The House Judiciary Committee voted 7-to-5 on Monday to send the HB366 to the full House for consideration despite strong opposition from some members who said it threatens the livelihood of ranchers who rely on public lands.
The New Mexico Wildlife Federation opposes the bill, holding that the State Game Commission should address trapping and other wildlife management issues.
Jesse Deubel, executive director of the NMWF, testified at an earlier committee hearing this month that if legislators see any need to pass a law in regard to trapping that they should enact a different bill, Senate Bill 390, sponsored by Sen. Pete Campos, D-Las Vegas.
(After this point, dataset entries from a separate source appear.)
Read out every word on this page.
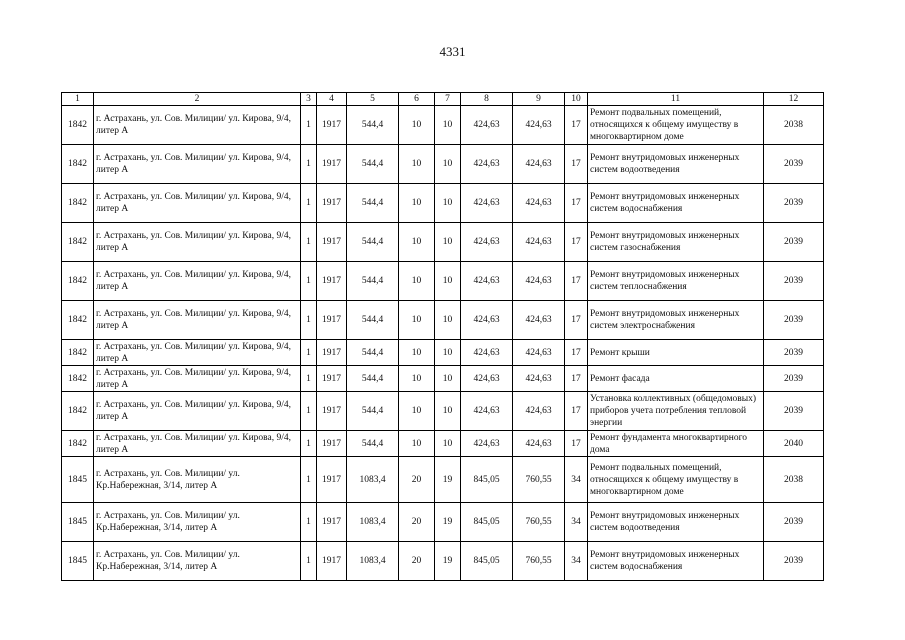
4331
1	2	3	4	5	6	7	8	9	10	11	12
1842	г. Астрахань, ул. Сов. Милиции/ ул. Кирова, 9/4, литер А	1	1917	544,4	10	10	424,63	424,63	17	Ремонт подвальных помещений, относящихся к общему имуществу в многоквартирном доме	2038
1842	г. Астрахань, ул. Сов. Милиции/ ул. Кирова, 9/4, литер А	1	1917	544,4	10	10	424,63	424,63	17	Ремонт внутридомовых инженерных систем водоотведения	2039
1842	г. Астрахань, ул. Сов. Милиции/ ул. Кирова, 9/4, литер А	1	1917	544,4	10	10	424,63	424,63	17	Ремонт внутридомовых инженерных систем водоснабжения	2039
1842	г. Астрахань, ул. Сов. Милиции/ ул. Кирова, 9/4, литер А	1	1917	544,4	10	10	424,63	424,63	17	Ремонт внутридомовых инженерных систем газоснабжения	2039
1842	г. Астрахань, ул. Сов. Милиции/ ул. Кирова, 9/4, литер А	1	1917	544,4	10	10	424,63	424,63	17	Ремонт внутридомовых инженерных систем теплоснабжения	2039
1842	г. Астрахань, ул. Сов. Милиции/ ул. Кирова, 9/4, литер А	1	1917	544,4	10	10	424,63	424,63	17	Ремонт внутридомовых инженерных систем электроснабжения	2039
1842	г. Астрахань, ул. Сов. Милиции/ ул. Кирова, 9/4, литер А	1	1917	544,4	10	10	424,63	424,63	17	Ремонт крыши	2039
1842	г. Астрахань, ул. Сов. Милиции/ ул. Кирова, 9/4, литер А	1	1917	544,4	10	10	424,63	424,63	17	Ремонт фасада	2039
1842	г. Астрахань, ул. Сов. Милиции/ ул. Кирова, 9/4, литер А	1	1917	544,4	10	10	424,63	424,63	17	Установка коллективных (общедомовых) приборов учета потребления тепловой энергии	2039
1842	г. Астрахань, ул. Сов. Милиции/ ул. Кирова, 9/4, литер А	1	1917	544,4	10	10	424,63	424,63	17	Ремонт фундамента многоквартирного дома	2040
1845	г. Астрахань, ул. Сов. Милиции/ ул. Кр.Набережная, 3/14, литер А	1	1917	1083,4	20	19	845,05	760,55	34	Ремонт подвальных помещений, относящихся к общему имуществу в многоквартирном доме	2038
1845	г. Астрахань, ул. Сов. Милиции/ ул. Кр.Набережная, 3/14, литер А	1	1917	1083,4	20	19	845,05	760,55	34	Ремонт внутридомовых инженерных систем водоотведения	2039
1845	г. Астрахань, ул. Сов. Милиции/ ул. Кр.Набережная, 3/14, литер А	1	1917	1083,4	20	19	845,05	760,55	34	Ремонт внутридомовых инженерных систем водоснабжения	2039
Campos’ bill generally would leave it up to the New Mexico Game Commission to regulate trapping on public and private lands.
Michael B. Sloane, director of the New Mexico Department of Game and Fish, testified at Monday’s hearing that trapping has been shown to be an effective tool for wildlife management and for reducing human conflicts with wildlife.
Rep. Greg Nibert, R-Roswell, spoke against the bill at Monday’s hearing.
“The bottom line is you’re taking one of the tools away from both federal, state and private trappers in their ability to maintain predator control, particularly in my part of the world where the sheep and wool industry has been decimated by predation,” Nibert said.
Rep. James Townsend, R-Artesia, said the bill promises to cost the state’s agriculture industry millions in losses to cattle and sheep.
Townsend asked the bill’s sponsor, Rep. Matthew McQueen, D-Santa Fe, whether he had considered the financial effect. McQueen responded that the sheep industry, “has been in a pretty long, steady decline with trapping.”
The bill has been called “Roxy’s Law,” after a dog killed by an illegal trap in a recreation area north of Santa Fe. McQueen told Townsend he wasn’t willing changing the bill to allow trapping in more rural, sparsely populated areas of the state.
“I think trapping is cruel, and I think animals die a horrible death,” McQueen said.
Committee Chair Rep. Gail Chasey, D-Albuquerque, said people who lease public land for grazing don’t have an absolute right to determine what happens on it.
“We don’t have enough of the animals that eat coyotes, that’s our problem,” Chasey said. She said that after wolves were released in Yellowstone National Park, the coyote numbers were brought under control.
“I definitely will support the measure I think it’s probably better for our tourism economy,” Chasey said, noting that the state is a destination for people interested in hiking and hunting.